Marina Stengart asked the Court if her employer had the right to view her personal emails. Bonnie Van Alstyne took the workplace privacy notion a step further when she sued her former employer for accessing her personal emails. Bonnie Van Alstyne worked as a Vice President at Electronic Scriptorium Limited, a small data conversion company owned and operated by Edward Leonard. Van Alstyne had a company email account, but she occasionally used her personal AOL email account to conduct business. Van Alstyne’s employment was terminated and she filed a sexual harassment lawsuit against the company. During the discovery process, Van Alstyne learned that Edward Leonard accessed her personal email account both during and after her employment. Leonard produced 258 emails he had printed from Van Alstyne’s personal email account.
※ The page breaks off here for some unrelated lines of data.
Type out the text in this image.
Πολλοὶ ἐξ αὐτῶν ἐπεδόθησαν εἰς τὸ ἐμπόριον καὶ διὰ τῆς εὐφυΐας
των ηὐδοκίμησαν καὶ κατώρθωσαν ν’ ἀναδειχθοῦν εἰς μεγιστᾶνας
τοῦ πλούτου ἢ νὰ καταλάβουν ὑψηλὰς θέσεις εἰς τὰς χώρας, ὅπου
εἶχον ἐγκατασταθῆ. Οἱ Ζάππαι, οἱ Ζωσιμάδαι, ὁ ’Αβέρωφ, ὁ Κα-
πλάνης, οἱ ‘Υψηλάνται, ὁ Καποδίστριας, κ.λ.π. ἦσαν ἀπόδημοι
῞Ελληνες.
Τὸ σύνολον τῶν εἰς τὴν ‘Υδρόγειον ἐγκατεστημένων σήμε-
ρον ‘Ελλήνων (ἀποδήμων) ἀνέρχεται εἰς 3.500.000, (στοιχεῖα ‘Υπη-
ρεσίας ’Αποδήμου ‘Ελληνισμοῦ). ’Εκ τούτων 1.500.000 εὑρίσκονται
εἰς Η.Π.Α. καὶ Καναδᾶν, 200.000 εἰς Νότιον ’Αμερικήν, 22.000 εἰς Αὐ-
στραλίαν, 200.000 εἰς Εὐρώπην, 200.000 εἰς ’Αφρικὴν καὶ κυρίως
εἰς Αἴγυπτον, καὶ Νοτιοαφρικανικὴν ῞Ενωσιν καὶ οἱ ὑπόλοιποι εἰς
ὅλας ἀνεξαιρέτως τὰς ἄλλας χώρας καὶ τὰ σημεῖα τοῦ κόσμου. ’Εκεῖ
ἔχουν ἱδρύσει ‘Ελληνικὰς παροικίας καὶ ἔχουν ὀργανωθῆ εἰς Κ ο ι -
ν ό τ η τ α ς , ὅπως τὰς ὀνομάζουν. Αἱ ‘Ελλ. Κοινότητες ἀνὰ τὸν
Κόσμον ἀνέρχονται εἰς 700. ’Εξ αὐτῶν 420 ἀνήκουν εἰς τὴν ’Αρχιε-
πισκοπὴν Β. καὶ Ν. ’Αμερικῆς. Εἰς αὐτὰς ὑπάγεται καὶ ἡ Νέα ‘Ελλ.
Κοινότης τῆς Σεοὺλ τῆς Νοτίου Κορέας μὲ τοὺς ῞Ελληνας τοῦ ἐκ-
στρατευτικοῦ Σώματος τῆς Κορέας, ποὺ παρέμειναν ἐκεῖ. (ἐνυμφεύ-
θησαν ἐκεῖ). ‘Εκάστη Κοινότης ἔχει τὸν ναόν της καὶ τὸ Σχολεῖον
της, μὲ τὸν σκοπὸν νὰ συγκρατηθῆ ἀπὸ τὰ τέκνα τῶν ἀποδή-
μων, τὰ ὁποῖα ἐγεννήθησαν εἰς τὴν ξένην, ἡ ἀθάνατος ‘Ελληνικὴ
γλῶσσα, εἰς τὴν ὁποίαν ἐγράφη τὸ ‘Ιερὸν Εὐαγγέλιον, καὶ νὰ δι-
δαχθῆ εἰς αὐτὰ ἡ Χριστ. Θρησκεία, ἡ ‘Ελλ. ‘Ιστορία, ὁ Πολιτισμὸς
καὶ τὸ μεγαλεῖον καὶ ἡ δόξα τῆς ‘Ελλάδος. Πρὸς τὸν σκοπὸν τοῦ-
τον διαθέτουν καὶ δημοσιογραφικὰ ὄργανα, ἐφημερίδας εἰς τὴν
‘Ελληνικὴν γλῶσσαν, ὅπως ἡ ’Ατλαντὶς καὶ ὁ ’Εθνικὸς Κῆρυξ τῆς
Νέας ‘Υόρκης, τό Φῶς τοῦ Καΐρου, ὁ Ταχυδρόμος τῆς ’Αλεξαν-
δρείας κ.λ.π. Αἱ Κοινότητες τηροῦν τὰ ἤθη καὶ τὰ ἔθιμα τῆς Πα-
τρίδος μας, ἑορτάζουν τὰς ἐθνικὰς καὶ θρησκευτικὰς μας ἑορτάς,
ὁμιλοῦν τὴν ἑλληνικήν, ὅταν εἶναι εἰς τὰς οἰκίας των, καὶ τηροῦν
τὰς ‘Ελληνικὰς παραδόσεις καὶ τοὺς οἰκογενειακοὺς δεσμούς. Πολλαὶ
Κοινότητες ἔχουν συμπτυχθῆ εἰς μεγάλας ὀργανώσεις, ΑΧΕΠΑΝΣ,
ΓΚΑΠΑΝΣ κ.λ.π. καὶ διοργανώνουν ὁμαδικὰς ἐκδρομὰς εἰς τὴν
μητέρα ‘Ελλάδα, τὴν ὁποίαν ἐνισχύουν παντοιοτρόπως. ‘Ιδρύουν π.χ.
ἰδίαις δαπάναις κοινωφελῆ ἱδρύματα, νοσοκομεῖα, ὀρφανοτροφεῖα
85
Van Alstyne filed a separate lawsuit against Leonard, Bonnie Van Alstyne v. Electronic Scriptorium Limited, et al. Her lawsuit alleged that Leonard violated the Stored Communications Act when he accessed her personal email account and viewed her emails. The Stored Communications Act creates criminal and civil liability for any individual who “intentionally accesses without authorization a facility through which an electronic communication service is provided” or “intentionally exceeds an authorization to access that facility” and “obtains, alters, or prevents authorized access to a wire or electronic communication while it is in electronic storage in such system.” In other words, the Stored Communication Act prohibits an individual from, among other things, intentionally accessing other people’s stored emails, voicemails, text messages, etc. without permission. A jury found that Leonard violated the Stored Communications Act and awarded Van Alstyne $250,000 in compensatory and punitive damages and more than $136,000 in attorneys fees and costs.

The law is changing. Courts are recognizing that employees have a right to privacy in their personal emails even when those emails are sent on company computers and even when company policy says otherwise. But, both Marina Stengart’s and Bonnie Van Alstyne’s employers read their personal emails which gave their employers valuable defensive information and severely prejudiced Stengart and Van Alstyne in their pending lawsuits. A lawsuit cannot unring that bell. And, Stengart and Van Alstyne were forced into lengthy, costly legal battles to enforce their privacy rights. It is encouraging that courts are recognizing employee privacy rights and giving employees remedies when those rights are violated. However, the best course of action is to keep your personal email and your company computer separate thereby eliminating any possibility that your employer will view your personal emails.